The following request creates an index with one primary, one replica, and two search replicas:
PUT /my-index
{
"settings": {
"index": {
"number_of_shards": 1,
"number_of_replicas": 1,
"number_of_search_replicas": 2,
}
}
}
Option 2: Update the search replica count for an existing index
Use this option when you have an existing index and want to add or modify search replicas. This is useful when you need to adjust your search capacity based on changing workload demands.
The following request updates the search replica count:
PUT /my-index/_settings
{
"settings": {
"index": {
"number_of_search_replicas": 1
}
}
}
Option 3: Restore an index from a snapshot with search replicas
Use this option when you’re restoring an index from a snapshot and want to configure search replicas during the restore process. This is particularly useful for disaster recovery scenarios or when migrating indexes between clusters.
The following request restores an index from a snapshot with search replicas:
POST /_snapshot/my-repository/my-snapshot/_restore
{
"indices": "my-index",
"index_settings": {
"index.number_of_search_replicas": 2,
"index.replication.type": "SEGMENT"
}
}'
Additional configuration
After setting up basic workload separation, you can fine-tune your configuration to optimize performance and resource utilization. The following settings allow you to control search routing, automatically scale replicas, and manage write workloads based on your specific needs.
Enforce cluster-level search request routing
When search replicas are enabled, all search traffic is routed to them by default. The following request enforces or relaxes this routing behavior:
PUT /_cluster/settings
{
"persistent": {
"cluster.routing.search_replica.strict": "true"
}
}
The cluster.routing.search_replica.strict
setting supports the following options:
true
(default): Route only to search replicas.false
: Allow fallback to primary/write replicas if needed.
Automatically scale search replicas
Use the auto_expand_search_replicas
index setting to automatically scale search replicas based on the number of available search nodes in the cluster. For more information, see Index settings.
Turn off write workloads with search-only mode
You can use the _scale
API to turn off primary shards and write replicas for an index when you don’t need to write to it. This approach works well for write-once, read-many scenarios like log analytics, where you can reduce resource usage by keeping only search replicas active.
The following request turns on search-only mode by deactivating write replicas:
POST my_index/_scale
{
"search_only": true
}
The following request turns off search-only mode by activating write replicas:
POST my_index/_scale
{
"search_only": false
}
Search replica recovery scenarios
OpenSearch handles recovery of search replicas in search-only mode differently depending on the configuration.
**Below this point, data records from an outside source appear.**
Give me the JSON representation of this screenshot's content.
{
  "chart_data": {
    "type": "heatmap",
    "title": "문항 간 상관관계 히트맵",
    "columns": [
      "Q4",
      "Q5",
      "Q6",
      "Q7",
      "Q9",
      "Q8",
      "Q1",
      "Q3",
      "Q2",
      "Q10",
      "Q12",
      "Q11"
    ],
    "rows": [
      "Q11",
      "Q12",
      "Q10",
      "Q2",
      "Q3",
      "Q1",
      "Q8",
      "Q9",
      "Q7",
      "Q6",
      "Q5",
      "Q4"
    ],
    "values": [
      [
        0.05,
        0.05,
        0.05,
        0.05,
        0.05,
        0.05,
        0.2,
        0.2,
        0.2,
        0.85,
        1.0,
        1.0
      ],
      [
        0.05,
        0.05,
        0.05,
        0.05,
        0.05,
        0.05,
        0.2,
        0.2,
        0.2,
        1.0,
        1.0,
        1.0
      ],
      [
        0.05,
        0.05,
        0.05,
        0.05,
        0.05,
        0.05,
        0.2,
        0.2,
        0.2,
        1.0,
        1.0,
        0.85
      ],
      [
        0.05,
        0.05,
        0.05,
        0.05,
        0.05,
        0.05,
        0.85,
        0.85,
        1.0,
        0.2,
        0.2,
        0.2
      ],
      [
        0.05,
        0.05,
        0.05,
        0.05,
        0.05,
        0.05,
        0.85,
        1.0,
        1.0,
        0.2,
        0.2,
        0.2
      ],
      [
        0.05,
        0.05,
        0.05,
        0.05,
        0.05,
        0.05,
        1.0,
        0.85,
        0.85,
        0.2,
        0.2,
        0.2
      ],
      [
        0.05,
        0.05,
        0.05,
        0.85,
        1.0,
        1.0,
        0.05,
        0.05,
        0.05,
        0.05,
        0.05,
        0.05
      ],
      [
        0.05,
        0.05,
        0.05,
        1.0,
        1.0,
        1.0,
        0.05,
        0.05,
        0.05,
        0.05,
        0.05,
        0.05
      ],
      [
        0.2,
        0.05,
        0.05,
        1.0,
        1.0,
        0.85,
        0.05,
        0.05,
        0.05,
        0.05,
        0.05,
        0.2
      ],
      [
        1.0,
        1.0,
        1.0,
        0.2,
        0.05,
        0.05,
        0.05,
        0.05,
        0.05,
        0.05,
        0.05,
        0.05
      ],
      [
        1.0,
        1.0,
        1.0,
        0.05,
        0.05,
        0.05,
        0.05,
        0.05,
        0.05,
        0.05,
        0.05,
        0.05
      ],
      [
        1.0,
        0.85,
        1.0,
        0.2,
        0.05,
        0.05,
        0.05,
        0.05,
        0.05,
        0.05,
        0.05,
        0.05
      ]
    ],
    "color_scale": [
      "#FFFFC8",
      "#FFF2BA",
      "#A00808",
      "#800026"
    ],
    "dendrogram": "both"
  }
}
Scenario 1: Persistent data directory with remote store state disabled
When you use a persistent data directory and set cluster.remote_store.state.enabled
to false
, search replicas recover automatically after node restarts.
Scenario 2: Remote store state enabled without a persistent data directory
When cluster.remote_store.state.enabled
is set to true
and there is no persistent data directory, OpenSearch recovers search replicas without requiring primaries or write replicas. Because remote store state is enabled, OpenSearch retains the index metadata after a restart. The allocation logic skips the active primary check for search replicas, allowing them to be allocated so that search queries remain functional.
Scenario 3: Remote store state enabled with a persistent data directory
This configuration provides seamless recovery. In search-only mode, with both a persistent data directory and cluster.remote_store.state.enabled
set to true
, OpenSearch starts only search replicas—excluding primaries and write replicas—ensuring the index can be queried after restart.
Scenario 4: No persistent data directory and remote store state disabled
When both the persistent data directory is missing and cluster.remote_store.state.enabled
is set to false
, all local state is lost on restart. OpenSearch has no metadata reference, so the index becomes unrecoverable.